Ingredient Substitutions & How to Store Your Smoothie
Essential Substitutions
- Frozen Pineapple Chunks:
- (Mango adds sweetness and incredible creaminess, less tart. Peaches offer milder sweetness, softer texture. Mixed berries add tartness, vibrant color; may need a touch more sweetener.)
- Frozen Banana:
- (Avocado provides creaminess, healthy fats, less sweetness. Cauliflower adds thickness, nutrients without flavor, reduces sugar. Sweet potato puree offers gentle sweetness, creamy body, earthy notes.)
- Unsweetened Almond Milk:
- (Coconut water creates a lighter, more tropical, lower-calorie smoothie. Orange juice adds significant citrus tang, sweetness, and Vitamin C. Dairy milk makes it richer, creamier, higher protein/calcium.)

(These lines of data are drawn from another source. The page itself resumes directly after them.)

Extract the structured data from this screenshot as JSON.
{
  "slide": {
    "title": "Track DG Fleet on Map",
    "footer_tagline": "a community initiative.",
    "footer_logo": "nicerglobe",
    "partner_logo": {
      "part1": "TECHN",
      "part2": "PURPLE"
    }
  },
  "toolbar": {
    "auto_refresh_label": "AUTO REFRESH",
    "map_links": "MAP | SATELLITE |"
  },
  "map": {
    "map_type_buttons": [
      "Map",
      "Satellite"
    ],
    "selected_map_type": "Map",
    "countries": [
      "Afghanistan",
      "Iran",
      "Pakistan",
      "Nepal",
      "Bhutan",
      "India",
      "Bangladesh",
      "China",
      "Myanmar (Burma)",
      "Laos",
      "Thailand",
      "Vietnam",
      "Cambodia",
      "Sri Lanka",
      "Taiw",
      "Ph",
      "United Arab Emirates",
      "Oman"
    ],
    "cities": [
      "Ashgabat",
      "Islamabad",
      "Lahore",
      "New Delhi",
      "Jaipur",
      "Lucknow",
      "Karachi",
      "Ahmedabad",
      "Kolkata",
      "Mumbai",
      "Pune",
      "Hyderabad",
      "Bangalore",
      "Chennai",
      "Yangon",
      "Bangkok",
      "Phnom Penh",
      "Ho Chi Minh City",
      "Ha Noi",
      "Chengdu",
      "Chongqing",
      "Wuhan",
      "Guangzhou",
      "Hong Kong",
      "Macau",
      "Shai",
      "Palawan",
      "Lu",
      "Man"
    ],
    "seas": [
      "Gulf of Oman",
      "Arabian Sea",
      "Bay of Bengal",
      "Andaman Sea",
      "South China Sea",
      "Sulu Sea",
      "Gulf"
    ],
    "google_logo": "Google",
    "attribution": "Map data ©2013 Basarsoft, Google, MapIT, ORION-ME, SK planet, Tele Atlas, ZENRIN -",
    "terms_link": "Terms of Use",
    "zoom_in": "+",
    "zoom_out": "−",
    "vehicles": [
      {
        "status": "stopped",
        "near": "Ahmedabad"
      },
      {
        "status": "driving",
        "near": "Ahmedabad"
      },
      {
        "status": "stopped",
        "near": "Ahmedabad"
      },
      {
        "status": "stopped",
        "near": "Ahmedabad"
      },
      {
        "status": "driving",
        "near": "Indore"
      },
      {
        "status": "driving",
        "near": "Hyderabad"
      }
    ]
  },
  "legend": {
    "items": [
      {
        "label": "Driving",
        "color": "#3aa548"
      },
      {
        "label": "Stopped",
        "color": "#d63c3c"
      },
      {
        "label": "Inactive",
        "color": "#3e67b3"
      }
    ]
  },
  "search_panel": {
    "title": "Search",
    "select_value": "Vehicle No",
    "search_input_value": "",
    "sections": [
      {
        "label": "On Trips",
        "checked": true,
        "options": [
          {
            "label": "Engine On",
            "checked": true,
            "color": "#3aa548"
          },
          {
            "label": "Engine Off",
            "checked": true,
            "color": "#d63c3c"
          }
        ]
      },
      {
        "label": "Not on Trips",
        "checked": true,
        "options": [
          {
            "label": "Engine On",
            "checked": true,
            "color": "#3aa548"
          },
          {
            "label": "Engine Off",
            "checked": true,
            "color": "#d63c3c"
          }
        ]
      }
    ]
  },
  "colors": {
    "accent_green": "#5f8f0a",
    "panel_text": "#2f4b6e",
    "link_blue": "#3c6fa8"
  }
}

- Honey/Maple Syrup (if using):
- (Dates add fiber, rich caramel sweetness, and slight thickness. Agave nectar offers neutral sweetness, slightly thinner consistency.)
Dietary Variations
- Vegan:
- Replace dairy milk with unsweetened almond, oat, or soy milk 1:1. Substitute honey with maple syrup or agave nectar 1:1.
- Keto/Low-Carb:
- Replace banana with 1/2 avocado or 1 cup frozen cauliflower florets. Replace pineapple with 1 cup frozen low-carb berries (e.g., raspberries) or 1/2 tsp sugar-free pineapple extract + ice. Use unsweetened almond milk 1:1. Sweeten with stevia or erythritol to taste. Adding 1 tbsp MCT oil boosts healthy fats.
- Higher Protein:
- Add 1 scoop (20-30g) protein powder (whey/plant-based); add 1/4 to 1/2 cup extra liquid. Or, add 1/2 cup plain Greek yogurt for creamy tang. For plant-based, 2 tbsp chia/hemp seeds (requires 1/4 cup extra liquid).
- Lower Calorie/Sugar:
- Replace half banana (1/2) with 1/2 cup frozen cauliflower florets. Use unsweetened coconut water or plain water 1:1 instead of milk. Omit added sweeteners or use zero-calorie options like stevia.
Flavor Variations
- Tropical Green Boost:
- Add 1 cup fresh spinach or kale. Adds nutrients and color with minimal flavor change.
- Ginger Zing:
- Add 1/2 to 1 inch fresh ginger, peeled and chopped. Introduces a warming, spicy kick that complements tropical notes.
- Coconut Cream Dream:
- Replace 1/4 cup liquid base with 1/4 cup full-fat canned coconut milk or add 1 tbsp coconut butter. Amplifies coconut flavor, adding richness and creamy texture.
- Vanilla Bean Serenity:
- Stir in 1/2 tsp vanilla extract or 1/4 tsp vanilla bean paste. Adds aromatic sweetness, enhancing fruit flavors.
- Spiced Island:
- Add 1/4 tsp ground cinnamon, cardamom, or pinch nutmeg. These warm spices offer a comforting, earthy depth to tropical fruits.
How to Store Your Smoothie
Smoothies are best fresh. Store in an airtight container in the fridge for up to 24 hours; separation may occur. Re-blend or shake before serving. For longer storage, freeze in ice cube trays. Transfer frozen cubes to a freezer-safe bag for up to one month. Re-blend with a splash of fresh liquid when ready to enjoy.